Unfortunately, my finals session started so I had less time to work on my project. My mentor was awesome about it and said I should focus on my exams and it would be fine to contribute when I have the time for it. While it’s not final yet, this would be a sneak-peek at the copying test right now which I aim to finish alongside the move one (which I started writing while trying to figure out the new name issue regarding copying I’ve just mentioned above).

I honestly can’t wait to be done with finals in order to work on these. Contributing to to Nautilus, being an active member of its community feels way more rewarding than studying algorithms in uni. 🙂


23rd of April

On the 23rd of this year’s April, the accepted GSoC projects were announced. It was a super stressful day for me and I barely slept on the previous night as I was eagerly waiting for the list to be posted.

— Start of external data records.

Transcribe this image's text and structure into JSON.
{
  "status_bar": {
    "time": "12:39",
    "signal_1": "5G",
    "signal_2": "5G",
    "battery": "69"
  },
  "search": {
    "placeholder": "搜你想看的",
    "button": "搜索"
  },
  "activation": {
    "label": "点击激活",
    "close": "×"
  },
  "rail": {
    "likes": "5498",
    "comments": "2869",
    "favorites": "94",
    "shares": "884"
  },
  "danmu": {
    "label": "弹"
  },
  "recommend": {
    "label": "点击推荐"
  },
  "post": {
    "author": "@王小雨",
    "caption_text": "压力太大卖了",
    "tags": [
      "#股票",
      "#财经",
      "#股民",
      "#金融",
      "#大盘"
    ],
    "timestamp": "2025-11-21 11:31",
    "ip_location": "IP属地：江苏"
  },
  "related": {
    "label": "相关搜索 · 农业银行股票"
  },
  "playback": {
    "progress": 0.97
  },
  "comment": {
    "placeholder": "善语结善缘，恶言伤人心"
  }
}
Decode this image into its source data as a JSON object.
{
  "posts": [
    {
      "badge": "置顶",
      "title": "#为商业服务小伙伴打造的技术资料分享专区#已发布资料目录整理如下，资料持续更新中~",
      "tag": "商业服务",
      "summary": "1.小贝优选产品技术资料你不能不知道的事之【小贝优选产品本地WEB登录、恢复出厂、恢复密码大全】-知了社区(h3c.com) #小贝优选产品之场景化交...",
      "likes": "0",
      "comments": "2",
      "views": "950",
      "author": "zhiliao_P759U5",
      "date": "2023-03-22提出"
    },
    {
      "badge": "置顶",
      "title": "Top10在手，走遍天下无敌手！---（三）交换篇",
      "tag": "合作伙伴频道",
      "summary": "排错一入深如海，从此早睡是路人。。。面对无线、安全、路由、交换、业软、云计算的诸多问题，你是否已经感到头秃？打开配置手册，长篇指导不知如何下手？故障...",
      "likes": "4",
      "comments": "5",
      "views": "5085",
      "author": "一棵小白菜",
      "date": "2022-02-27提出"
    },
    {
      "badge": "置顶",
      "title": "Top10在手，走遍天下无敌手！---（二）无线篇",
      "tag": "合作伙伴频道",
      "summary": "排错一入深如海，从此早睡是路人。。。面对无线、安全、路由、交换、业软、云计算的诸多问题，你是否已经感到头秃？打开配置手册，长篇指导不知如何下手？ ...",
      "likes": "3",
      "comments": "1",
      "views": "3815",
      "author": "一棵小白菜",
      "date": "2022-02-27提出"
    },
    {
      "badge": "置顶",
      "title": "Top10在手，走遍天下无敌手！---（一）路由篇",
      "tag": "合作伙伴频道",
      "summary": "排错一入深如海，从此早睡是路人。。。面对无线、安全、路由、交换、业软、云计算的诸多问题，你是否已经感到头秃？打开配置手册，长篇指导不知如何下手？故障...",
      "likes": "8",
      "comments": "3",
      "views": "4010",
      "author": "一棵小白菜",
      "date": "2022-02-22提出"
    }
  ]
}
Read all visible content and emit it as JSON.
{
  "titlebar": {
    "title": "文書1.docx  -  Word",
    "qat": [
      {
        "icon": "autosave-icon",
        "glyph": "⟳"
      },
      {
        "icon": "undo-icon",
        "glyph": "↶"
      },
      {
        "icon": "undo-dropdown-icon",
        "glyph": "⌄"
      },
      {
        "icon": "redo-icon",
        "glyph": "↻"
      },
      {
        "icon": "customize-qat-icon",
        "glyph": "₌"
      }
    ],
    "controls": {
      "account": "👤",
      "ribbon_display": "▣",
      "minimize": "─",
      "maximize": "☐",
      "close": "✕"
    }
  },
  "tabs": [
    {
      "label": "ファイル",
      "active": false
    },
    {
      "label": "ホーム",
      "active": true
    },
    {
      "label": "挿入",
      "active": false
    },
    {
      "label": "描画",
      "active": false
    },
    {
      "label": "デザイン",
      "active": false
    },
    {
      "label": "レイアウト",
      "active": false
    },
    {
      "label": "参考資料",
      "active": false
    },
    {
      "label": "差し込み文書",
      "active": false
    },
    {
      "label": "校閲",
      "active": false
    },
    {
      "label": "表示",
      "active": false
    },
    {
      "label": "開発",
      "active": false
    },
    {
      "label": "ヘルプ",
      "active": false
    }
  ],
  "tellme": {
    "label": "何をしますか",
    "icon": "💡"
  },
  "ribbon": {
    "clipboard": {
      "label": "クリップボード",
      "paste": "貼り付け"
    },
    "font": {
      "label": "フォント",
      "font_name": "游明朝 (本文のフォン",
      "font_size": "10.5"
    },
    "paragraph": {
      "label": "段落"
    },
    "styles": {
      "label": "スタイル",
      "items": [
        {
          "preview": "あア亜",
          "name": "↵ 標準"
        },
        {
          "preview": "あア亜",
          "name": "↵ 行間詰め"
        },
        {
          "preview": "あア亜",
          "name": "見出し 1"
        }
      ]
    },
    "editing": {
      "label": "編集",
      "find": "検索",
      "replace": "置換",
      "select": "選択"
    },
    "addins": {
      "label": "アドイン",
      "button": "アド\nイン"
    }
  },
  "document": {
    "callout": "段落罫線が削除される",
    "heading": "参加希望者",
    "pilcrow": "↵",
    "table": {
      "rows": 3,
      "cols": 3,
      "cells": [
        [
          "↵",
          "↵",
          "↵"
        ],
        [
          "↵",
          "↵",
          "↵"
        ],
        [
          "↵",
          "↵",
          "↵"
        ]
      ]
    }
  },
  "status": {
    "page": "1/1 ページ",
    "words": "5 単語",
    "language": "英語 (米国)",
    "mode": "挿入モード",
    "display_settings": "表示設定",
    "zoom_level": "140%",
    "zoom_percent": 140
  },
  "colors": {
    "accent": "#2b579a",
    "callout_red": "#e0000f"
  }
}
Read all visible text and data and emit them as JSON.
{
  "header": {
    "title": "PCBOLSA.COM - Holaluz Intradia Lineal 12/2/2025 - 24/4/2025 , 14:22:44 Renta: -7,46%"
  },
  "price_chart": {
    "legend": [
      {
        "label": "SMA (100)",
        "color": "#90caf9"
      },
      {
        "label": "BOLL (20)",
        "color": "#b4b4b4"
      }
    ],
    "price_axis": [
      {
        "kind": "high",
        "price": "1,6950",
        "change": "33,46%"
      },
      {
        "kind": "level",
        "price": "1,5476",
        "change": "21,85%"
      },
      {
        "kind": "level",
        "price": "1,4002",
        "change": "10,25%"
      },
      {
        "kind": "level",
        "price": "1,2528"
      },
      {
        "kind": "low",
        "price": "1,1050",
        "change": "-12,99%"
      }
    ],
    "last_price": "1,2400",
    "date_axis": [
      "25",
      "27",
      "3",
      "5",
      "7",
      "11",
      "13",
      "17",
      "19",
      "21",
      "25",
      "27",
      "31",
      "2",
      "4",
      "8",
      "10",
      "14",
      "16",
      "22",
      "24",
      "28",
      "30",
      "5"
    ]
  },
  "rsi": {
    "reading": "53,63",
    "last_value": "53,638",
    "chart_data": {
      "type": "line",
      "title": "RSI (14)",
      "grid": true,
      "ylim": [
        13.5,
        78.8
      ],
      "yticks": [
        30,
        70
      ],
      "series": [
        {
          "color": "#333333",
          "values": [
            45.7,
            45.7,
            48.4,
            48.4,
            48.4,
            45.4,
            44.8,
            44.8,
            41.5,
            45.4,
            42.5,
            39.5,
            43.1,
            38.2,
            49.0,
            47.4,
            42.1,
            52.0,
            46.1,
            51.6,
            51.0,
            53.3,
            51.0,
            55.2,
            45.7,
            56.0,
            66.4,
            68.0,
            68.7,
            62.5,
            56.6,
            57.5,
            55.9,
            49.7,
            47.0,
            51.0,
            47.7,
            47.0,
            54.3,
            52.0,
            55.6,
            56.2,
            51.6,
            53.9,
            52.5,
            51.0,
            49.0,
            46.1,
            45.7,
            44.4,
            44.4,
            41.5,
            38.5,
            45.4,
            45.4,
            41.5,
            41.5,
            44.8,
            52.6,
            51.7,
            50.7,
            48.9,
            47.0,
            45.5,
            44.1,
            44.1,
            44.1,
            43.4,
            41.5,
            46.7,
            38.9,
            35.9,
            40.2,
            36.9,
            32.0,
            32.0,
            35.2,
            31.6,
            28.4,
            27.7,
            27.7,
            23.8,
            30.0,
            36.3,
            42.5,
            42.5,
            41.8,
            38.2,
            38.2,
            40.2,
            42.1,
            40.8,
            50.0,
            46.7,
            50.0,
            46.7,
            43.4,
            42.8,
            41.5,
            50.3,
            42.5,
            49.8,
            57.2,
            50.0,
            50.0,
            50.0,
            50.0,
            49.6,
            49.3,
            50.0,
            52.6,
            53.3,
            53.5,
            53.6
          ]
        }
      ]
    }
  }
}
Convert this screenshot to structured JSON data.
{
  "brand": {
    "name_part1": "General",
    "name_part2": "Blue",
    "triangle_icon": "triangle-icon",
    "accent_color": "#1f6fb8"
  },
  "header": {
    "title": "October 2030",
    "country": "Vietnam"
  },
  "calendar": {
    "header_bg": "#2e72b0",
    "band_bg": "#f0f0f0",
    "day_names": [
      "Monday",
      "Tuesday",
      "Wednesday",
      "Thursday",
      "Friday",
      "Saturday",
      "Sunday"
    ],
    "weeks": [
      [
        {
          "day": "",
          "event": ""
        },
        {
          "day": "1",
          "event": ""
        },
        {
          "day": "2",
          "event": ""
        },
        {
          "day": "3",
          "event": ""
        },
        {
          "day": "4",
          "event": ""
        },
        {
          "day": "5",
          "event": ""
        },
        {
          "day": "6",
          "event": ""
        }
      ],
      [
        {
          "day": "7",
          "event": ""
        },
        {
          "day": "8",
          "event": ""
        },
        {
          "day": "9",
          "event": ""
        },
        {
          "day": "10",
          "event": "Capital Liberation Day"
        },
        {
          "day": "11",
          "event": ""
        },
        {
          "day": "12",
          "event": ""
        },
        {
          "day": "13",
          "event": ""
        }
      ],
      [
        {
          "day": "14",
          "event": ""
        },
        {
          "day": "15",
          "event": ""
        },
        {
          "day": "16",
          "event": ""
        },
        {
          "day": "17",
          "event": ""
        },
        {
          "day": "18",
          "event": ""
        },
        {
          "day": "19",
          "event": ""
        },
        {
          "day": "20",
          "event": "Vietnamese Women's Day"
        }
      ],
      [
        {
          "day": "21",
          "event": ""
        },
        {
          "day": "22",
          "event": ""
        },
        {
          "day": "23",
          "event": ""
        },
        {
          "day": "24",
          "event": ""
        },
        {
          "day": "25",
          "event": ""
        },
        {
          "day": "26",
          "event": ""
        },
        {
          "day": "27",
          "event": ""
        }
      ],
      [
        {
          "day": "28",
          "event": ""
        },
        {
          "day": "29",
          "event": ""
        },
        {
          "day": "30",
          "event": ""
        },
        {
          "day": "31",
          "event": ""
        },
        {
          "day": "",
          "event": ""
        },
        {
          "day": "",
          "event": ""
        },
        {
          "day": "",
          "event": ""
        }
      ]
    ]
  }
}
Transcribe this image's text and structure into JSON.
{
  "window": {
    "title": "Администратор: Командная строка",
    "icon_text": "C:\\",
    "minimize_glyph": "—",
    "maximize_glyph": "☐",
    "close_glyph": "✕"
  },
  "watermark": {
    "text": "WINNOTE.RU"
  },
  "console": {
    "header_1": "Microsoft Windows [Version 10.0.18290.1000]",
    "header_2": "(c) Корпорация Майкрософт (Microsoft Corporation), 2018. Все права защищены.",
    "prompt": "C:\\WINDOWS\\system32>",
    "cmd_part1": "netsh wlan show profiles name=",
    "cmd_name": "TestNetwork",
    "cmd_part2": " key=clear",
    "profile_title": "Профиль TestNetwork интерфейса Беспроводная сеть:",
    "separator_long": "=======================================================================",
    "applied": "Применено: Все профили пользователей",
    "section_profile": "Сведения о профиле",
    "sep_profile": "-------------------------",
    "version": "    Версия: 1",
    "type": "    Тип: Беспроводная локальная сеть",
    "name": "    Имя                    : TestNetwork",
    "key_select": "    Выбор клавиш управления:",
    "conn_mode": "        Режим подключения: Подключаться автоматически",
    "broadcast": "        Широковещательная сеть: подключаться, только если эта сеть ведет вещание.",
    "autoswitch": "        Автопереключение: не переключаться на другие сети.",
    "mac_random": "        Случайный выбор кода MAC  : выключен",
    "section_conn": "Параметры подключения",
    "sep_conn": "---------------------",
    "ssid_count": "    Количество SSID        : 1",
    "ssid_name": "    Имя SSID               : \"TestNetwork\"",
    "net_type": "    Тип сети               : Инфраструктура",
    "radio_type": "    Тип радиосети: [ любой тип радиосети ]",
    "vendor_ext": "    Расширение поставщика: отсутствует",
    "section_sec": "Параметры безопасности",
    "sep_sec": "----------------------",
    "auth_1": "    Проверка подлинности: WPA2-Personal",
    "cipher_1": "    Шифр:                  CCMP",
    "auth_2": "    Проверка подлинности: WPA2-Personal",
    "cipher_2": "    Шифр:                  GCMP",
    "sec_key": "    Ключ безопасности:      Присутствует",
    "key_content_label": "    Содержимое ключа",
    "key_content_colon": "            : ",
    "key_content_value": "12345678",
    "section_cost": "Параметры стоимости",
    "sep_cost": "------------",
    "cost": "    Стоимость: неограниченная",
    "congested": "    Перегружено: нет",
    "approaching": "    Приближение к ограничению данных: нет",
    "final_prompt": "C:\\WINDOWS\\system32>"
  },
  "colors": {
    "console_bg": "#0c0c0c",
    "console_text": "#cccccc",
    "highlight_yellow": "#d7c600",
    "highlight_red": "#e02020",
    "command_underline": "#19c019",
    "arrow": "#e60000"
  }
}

I kept checking the official site and my email but nothing would show up! I wanted to know as soon as possible, be it 6 AM! Of course, I still had to wait most of the day for it as I’m on EET and (presumably) the GSoC organisation is not on the same page here.

An university organization which I am part of had a meeting that day which I attended. While different ideas were being tossed around and discussed, I decided to refresh the Google Summer of Code homepage to see if anything’s up, albeit no email had been delivered.

Lo and behold (not as surprising as it was for me considering I am writing this) my project had been accepted and I was about to start my bonding period as an official member and contributor under the GNOME community!

I doubt I’ll soon (if ever) forget the feelings I went through as I saw my name listed there. At first, I could not find myself. The GNOME projects list kept going and going, I even went past my fellow Nautilus GSOC’er project and would not see my name. Eventually, I saw it, “Tests, profiling and debug framework for Nautilus” with  my name on top of it. It just felt both rewarding (as I had been contributing to Nautilus for a while up to that point) and relaxing, knowing I would get to contribute to something I use on my day-to-day work and alongside the people I got to learn so much from, all whilst being a part a of a huge project, whose name is familiar to millions of users.

What followed was 2 weeks of bonding and interacting with the community (which I had already grown fairly familiar to), learning the workflow and getting to know the project and organization even better. Luckily for me, contributing for about 5-6 months helped me with these, so the bonding period felt comfortable.


What’s this fuss all about?

This blog is a place where I hope to talk about my experience as I dive into the world of open-source, picking up a huge project where people take a lot of time to teach me what (maybe) seems to them like the simpler concepts.

I’m excited to learn new technologies and ask a lot of questions in order to polish my knowledge nice and thorough!